Этот корень жизни «вбегает» в стихи и жизнь Пастернака вместе с Девочкой. Описывая Лару в романе, Пастернак замечает: Точно общий разгон к жизни она взяла давно, в детстве, и теперь все совершается у нее с разбегу, само собой, с легкостью вытекающего следствия [3, 293]. Составные элементы этой жизни: огонь, воздух, вода и земля. Они все время находятся в постоянных превращениях и наложениях друг с другом, подобно мужскому и женскому началу. Превращения связаны и с природными циклами «времен года», которым соответствуют и циклы физического, психического и эмоционального состояния Девочки «ДЛ» [Glazov 1991]. Мотив физиологического созревания Девочки соотнесен прежде всего с весной и ночью: Трудно назревающая и больная весна на Урале прорывается затем бурно, в срок одной какой-нибудь ночи, и бурно и широко протекает затем [4, 39]. Именно так «в разливе» «расшиблась дождем обо всех» «Сестра моя — жизнь», именно так на каждом очередном круге «весна» рождала новый творческий импульс: «Весна» (1914), где дается первое определение поэзии, «Весенний дождь» «СМЖ», цикл «Весна» «ТВ», «Весеннею порою льда…» «ВР», «Опять весна» (1941) и др.

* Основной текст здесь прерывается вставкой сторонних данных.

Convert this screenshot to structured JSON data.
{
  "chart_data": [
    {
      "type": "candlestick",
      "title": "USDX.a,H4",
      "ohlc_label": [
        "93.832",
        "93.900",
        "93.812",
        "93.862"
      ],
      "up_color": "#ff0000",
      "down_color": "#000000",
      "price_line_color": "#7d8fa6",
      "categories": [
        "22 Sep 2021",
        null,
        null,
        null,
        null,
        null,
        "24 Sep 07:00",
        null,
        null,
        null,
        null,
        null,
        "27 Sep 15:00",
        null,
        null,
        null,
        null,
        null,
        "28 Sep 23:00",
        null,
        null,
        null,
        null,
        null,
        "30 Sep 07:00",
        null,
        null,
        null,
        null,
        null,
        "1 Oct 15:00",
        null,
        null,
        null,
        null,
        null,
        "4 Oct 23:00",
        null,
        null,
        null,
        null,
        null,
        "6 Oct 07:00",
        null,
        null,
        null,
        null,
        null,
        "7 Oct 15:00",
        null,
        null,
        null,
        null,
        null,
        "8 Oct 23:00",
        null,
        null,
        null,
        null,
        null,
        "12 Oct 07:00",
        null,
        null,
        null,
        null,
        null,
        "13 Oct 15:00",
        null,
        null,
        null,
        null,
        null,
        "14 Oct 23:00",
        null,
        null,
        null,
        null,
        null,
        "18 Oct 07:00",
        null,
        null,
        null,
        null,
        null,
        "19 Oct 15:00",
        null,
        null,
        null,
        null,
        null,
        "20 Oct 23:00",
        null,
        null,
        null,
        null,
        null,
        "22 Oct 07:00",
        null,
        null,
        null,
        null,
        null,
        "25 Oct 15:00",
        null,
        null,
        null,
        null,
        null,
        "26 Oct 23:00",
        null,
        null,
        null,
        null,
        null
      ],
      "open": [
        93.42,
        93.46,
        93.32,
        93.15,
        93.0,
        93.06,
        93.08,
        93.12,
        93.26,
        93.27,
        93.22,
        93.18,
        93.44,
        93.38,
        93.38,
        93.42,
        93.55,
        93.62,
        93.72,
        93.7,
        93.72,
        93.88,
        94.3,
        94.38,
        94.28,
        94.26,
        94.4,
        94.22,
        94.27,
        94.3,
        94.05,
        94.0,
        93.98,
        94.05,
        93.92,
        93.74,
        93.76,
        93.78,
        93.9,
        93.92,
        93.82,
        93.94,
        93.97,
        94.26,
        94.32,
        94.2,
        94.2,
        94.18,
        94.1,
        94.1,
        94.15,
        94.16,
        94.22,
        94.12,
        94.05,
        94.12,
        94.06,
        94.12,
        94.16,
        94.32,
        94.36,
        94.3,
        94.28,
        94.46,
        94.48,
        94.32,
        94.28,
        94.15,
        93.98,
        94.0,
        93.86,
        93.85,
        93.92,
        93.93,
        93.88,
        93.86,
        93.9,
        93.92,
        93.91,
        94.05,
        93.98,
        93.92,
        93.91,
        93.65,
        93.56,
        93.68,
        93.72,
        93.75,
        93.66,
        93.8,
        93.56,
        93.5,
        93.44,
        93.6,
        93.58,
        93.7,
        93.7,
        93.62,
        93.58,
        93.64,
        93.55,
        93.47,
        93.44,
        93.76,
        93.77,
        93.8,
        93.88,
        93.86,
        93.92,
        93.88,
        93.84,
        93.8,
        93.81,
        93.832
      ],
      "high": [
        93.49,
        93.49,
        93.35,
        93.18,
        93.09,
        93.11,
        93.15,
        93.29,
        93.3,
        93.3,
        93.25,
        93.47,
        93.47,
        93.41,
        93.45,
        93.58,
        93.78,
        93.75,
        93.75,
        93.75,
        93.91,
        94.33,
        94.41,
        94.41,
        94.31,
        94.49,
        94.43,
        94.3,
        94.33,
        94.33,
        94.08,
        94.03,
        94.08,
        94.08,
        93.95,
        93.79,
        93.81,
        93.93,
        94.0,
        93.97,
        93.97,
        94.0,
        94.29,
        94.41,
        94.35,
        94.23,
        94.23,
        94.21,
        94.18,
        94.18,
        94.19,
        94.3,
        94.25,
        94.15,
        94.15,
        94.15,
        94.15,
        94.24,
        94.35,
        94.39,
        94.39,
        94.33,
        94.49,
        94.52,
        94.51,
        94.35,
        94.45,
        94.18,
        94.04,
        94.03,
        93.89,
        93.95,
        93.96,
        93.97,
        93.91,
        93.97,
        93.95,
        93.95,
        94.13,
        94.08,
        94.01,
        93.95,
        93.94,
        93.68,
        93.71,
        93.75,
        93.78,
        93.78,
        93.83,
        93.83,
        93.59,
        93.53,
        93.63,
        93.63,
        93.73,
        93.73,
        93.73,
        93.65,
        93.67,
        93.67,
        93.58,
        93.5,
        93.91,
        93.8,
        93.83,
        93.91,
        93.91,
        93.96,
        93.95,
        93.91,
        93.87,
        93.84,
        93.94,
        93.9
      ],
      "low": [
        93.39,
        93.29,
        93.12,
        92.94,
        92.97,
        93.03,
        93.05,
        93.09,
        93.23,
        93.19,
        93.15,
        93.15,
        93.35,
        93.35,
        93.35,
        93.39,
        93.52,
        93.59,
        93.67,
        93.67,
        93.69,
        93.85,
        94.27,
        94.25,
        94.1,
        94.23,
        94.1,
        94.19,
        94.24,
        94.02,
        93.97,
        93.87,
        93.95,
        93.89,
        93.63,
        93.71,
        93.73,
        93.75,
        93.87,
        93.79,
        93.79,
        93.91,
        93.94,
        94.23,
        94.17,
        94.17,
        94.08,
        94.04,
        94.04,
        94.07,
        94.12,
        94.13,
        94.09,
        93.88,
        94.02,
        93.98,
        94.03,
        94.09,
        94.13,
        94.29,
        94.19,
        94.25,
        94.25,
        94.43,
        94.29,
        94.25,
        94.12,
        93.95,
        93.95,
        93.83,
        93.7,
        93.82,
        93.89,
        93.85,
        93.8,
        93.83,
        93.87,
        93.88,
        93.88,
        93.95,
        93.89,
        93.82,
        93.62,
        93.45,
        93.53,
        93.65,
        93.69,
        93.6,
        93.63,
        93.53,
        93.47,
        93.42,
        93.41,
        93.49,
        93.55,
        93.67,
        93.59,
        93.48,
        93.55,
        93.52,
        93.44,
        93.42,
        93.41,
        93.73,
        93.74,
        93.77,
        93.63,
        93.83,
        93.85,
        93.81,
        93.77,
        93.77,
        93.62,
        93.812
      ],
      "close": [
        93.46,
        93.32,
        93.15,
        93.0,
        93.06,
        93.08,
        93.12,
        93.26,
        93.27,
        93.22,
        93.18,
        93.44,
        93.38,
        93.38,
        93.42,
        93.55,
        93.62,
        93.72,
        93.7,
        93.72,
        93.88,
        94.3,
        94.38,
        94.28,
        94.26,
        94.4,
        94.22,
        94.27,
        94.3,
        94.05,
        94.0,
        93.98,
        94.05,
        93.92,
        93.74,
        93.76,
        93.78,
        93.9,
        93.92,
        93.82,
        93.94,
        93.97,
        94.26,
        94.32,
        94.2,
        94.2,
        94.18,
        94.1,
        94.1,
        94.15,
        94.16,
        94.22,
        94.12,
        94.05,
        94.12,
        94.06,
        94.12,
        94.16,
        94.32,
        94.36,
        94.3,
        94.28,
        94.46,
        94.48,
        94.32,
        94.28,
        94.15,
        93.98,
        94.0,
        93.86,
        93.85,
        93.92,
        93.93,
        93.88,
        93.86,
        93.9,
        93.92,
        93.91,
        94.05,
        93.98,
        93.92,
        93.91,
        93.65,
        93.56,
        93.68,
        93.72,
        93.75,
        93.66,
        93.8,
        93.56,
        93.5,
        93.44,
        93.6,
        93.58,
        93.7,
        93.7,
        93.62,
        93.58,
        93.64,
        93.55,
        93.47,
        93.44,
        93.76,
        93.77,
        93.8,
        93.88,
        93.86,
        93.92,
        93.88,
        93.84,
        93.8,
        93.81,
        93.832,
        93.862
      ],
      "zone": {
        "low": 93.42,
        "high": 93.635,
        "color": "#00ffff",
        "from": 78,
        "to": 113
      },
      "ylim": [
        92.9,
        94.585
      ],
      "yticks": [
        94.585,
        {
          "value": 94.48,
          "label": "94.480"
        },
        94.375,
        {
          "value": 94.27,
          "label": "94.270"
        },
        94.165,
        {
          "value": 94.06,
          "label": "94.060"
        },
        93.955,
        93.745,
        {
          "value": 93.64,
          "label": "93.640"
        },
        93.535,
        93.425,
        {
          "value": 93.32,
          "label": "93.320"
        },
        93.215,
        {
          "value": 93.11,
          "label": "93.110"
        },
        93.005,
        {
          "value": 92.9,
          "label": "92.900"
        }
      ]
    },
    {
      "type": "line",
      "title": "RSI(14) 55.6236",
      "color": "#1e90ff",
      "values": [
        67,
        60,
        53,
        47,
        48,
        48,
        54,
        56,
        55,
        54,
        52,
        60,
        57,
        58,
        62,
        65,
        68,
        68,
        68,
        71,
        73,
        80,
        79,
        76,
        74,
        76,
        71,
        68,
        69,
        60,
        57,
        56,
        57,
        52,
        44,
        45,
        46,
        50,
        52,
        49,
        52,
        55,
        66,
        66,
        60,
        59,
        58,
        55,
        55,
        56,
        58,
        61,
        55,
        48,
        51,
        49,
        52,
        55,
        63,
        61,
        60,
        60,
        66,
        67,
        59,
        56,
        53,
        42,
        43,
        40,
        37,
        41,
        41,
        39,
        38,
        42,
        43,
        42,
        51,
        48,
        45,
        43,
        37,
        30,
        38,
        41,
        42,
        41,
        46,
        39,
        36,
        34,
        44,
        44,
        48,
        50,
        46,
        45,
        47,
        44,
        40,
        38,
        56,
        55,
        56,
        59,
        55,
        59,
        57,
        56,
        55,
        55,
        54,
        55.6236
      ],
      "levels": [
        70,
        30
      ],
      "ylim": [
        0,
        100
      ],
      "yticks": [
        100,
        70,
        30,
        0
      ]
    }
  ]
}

Сама же идея превращения-преображения у Пастернака также связана с воспоминаниями детства, когда 6 августа 1903 г. он упал с лошади и остался немного хромым на всю жизнь (что спасло его от участия в двух войнах) [Флейшман 1977, Раевская-Хьюз 1989]. Критический момент падения, который мог стоить мальчику жизни, совпал с тем временем, когда в его жизнь вошел (точнее, «вбежал») Скрябин. Поэтому музыка вошла в жизнь поэта «ритмом скачущей лошади» и связалась в памяти с идеей «смерти» и днем Преображения. В дальнейшем «преображение» приобрело расширительное значение у поэта, а музыка как динамическая смена эмоций, нарастаний и падений слилась с поэтическим творчеством. Все эти скрещения памяти получили отражение в «Балладе» книги «Поверх барьеров». Здесь символом творчества снова стал Толстой (хотя «граф», по мнению П.-А. Бодина [Bodin 1990, 63], и связан с гр. grapho ‘пишу’, и «символ Бога», и «граф Лев Толстой», и «олицетворение силы сцепленья в природе и искусстве»), а символом музыки в соединении со словом — Шопен (в очерке «Шопен» Пастернак напишет, что произведения Шопена — «музыкально изложенные исследования по теории детства и отдельные главы фортепьянного введения к смерти» [4, 406]).